Engineering agents instead of developers: six months of a coding revolution
The author of OpenClaw noted that in six months, agents became mainstream in software development. In May, it was a wow effect; by December, a routine workflow.

Six months ago, Petr Steinberger, creator of OpenClaw (later acquired by OpenAI), published an article about inference-speed development — when an AI agent completes a task in 5 seconds of inference instead of an hour of manual coding. Back then it seemed like a revolution and just early impressions. Now this revolution has become a regular workday in the industry.
From Experiments to Standard
In May 2025, inference speed was an interesting idea. Agents often made mistakes, required custom prompts, worked only on simple tasks. Developers were skeptical: "This isn't real development, it's a toy." By December, the picture had completely changed. Agents learned to work with real projects with thousands of files, complex integrations, legacy code. Accuracy grew from 70% to 90%+. Most importantly, iteration time dropped from hours to minutes.

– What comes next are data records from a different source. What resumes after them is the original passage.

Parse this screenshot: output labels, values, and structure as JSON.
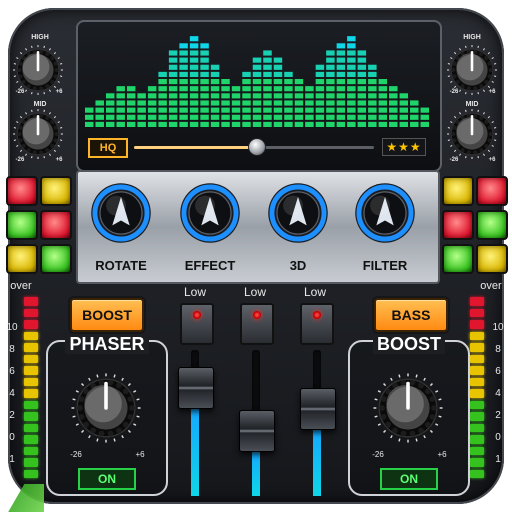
{
  "app": {
    "knobs": {
      "high": "HIGH",
      "mid": "MID",
      "min": "-26",
      "max": "+6"
    },
    "screen": {
      "badge": "HQ",
      "stars": "★★★"
    },
    "effects": [
      {
        "label": "ROTATE"
      },
      {
        "label": "EFFECT"
      },
      {
        "label": "3D"
      },
      {
        "label": "FILTER"
      }
    ],
    "vu": {
      "over": "over",
      "scale": [
        "10",
        "8",
        "6",
        "4",
        "2",
        "0",
        "1"
      ]
    },
    "buttons": {
      "boost": "BOOST",
      "bass": "BASS"
    },
    "low_label": "Low",
    "phaser": {
      "title": "PHASER",
      "min": "-26",
      "max": "+6",
      "on": "ON"
    },
    "boost_panel": {
      "title": "BOOST",
      "min": "-26",
      "max": "+6",
      "on": "ON"
    },
    "eq_bars": [
      3,
      4,
      5,
      6,
      6,
      5,
      6,
      8,
      11,
      12,
      13,
      12,
      9,
      7,
      6,
      8,
      10,
      11,
      10,
      8,
      7,
      6,
      9,
      11,
      12,
      13,
      11,
      9,
      7,
      6,
      5,
      4,
      3
    ],
    "seek_position": 0.51,
    "sliders": [
      0.75,
      0.45,
      0.6
    ],
    "colors": {
      "accent": "#ff9a1f",
      "on": "#28d14a",
      "eq_top": "#0fd6e8",
      "eq_bottom": "#1fd46a"
    }
  }
}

The agent identifies an error, redoes it, puts the result back.
How It Works in Practice
Steinberger discovered a simple truth: delivery speed = inference speed. If the model runs inference in 5 seconds, a feature is delivered in 5 minutes (minus validation). In comparison, this used to take 1-3 hours. But speed isn't the main thing. The main thing is the shift in the developer's role. You no longer write code. You formulate a task for the agent, check the result, approve it or send it back for revision. It's like hiring a junior developer who never gets tired and executes in microseconds.
Methods of Working with Agents
Over six months, practices emerged that Steinberger described and are now standard:
- Minimize clarifications — prepare all context before the request
- Use file-graph and type-hints as training examples for the agent
- Give the agent access to commit history (examples of successful code)

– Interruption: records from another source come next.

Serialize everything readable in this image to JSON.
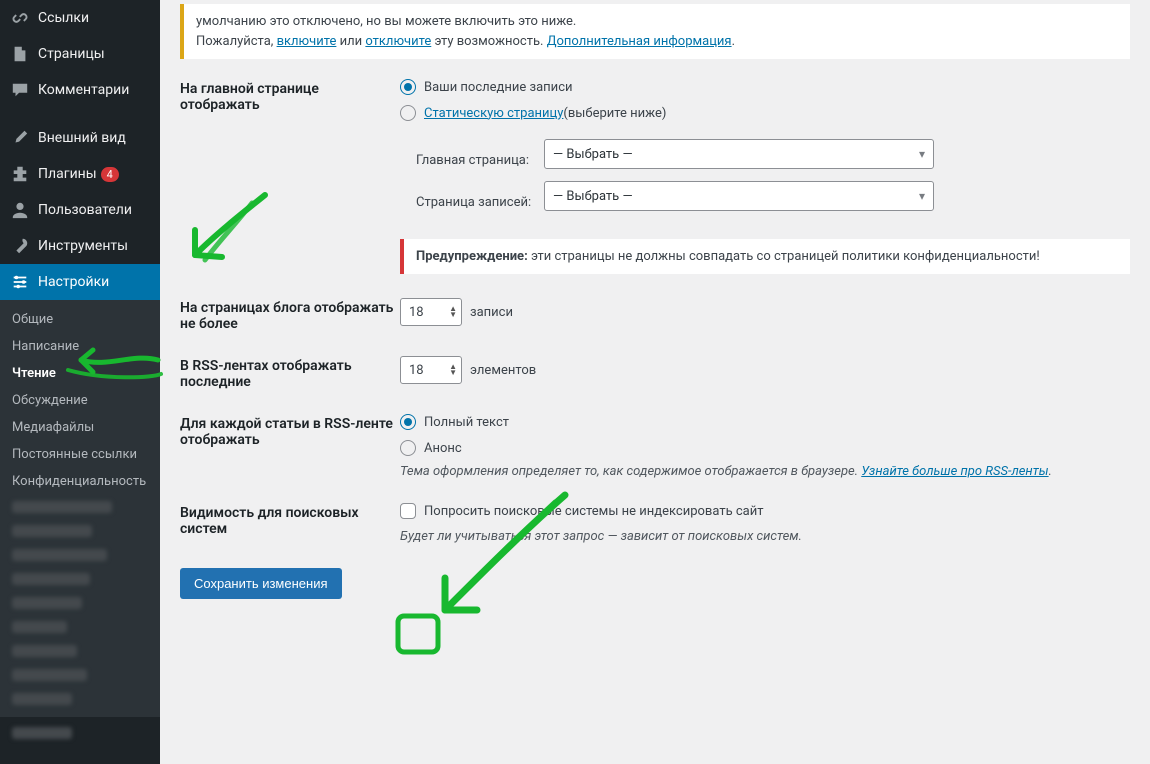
{
  "sidebar": {
    "items": [
      {
        "label": "Ссылки"
      },
      {
        "label": "Страницы"
      },
      {
        "label": "Комментарии"
      },
      {
        "label": "Внешний вид"
      },
      {
        "label": "Плагины",
        "badge": "4"
      },
      {
        "label": "Пользователи"
      },
      {
        "label": "Инструменты"
      },
      {
        "label": "Настройки"
      }
    ],
    "submenu": [
      "Общие",
      "Написание",
      "Чтение",
      "Обсуждение",
      "Медиафайлы",
      "Постоянные ссылки",
      "Конфиденциальность"
    ]
  },
  "notice": {
    "line1a": "умолчанию это отключено, но вы можете включить это ниже.",
    "line2a": "Пожалуйста, ",
    "enable": "включите",
    "or": " или ",
    "disable": "отключите",
    "line2b": " эту возможность. ",
    "more": "Дополнительная информация",
    "dot": "."
  },
  "form": {
    "frontpage_label": "На главной странице отображать",
    "latest_posts": "Ваши последние записи",
    "static_link": "Статическую страницу",
    "static_hint": " (выберите ниже)",
    "front_label": "Главная страница:",
    "posts_label": "Страница записей:",
    "select_placeholder": "— Выбрать —",
    "warning_strong": "Предупреждение:",
    "warning_text": " эти страницы не должны совпадать со страницей политики конфиденциальности!",
    "blog_pages_label": "На страницах блога отображать не более",
    "posts_unit": "записи",
    "rss_items_label": "В RSS-лентах отображать последние",
    "rss_unit": "элементов",
    "number_value": "18",
    "feed_label": "Для каждой статьи в RSS-ленте отображать",
    "full_text": "Полный текст",
    "summary": "Анонс",
    "feed_desc_a": "Тема оформления определяет то, как содержимое отображается в браузере. ",
    "feed_desc_link": "Узнайте больше про RSS-ленты",
    "feed_desc_b": ".",
    "visibility_label": "Видимость для поисковых систем",
    "discourage": "Попросить поисковые системы не индексировать сайт",
    "visibility_hint": "Будет ли учитываться этот запрос — зависит от поисковых систем.",
    "save": "Сохранить изменения"
  }
}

- Don't fix the agent manually — give it an error, and it will redo it itself
- Focus on high-level tasks, not syntax
Engineers now think at the level of features, not lines of code.

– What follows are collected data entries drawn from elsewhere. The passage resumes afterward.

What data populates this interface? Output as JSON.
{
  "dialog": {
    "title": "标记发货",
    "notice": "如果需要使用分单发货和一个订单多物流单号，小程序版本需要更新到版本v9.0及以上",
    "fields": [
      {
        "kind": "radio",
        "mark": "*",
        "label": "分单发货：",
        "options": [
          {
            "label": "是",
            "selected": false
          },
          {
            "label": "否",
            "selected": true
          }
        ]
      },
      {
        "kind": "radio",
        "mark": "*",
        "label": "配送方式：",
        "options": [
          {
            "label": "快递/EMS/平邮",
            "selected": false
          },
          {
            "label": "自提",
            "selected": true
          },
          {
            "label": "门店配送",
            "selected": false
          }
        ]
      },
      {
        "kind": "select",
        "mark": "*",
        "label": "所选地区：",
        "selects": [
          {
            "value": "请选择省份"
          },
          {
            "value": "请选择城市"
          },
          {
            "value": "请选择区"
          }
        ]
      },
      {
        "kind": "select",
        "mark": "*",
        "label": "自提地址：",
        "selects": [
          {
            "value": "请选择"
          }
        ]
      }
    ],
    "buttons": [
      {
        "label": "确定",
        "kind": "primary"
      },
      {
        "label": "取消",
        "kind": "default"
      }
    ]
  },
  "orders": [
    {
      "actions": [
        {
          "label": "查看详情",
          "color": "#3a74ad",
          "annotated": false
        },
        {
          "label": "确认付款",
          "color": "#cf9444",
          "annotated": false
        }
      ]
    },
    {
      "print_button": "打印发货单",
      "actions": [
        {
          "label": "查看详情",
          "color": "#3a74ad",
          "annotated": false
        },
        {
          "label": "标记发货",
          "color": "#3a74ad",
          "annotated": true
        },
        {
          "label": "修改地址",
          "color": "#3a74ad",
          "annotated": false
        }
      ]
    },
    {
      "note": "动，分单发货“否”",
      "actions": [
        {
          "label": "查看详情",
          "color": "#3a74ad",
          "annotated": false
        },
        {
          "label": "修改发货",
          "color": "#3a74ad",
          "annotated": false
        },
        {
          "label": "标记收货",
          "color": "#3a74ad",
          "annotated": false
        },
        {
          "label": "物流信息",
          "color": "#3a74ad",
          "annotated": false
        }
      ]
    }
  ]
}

The agent handles everything else.
What This Means for the Industry
Development has stopped being about writing code. It's now about task formulation and validation. Those who understood this shift work 3-5x more productively. Those who still write code themselves are gradually losing competitiveness. Steinberger wrote about first impressions, but it turned out — this isn't impressions at all, it's the new normal.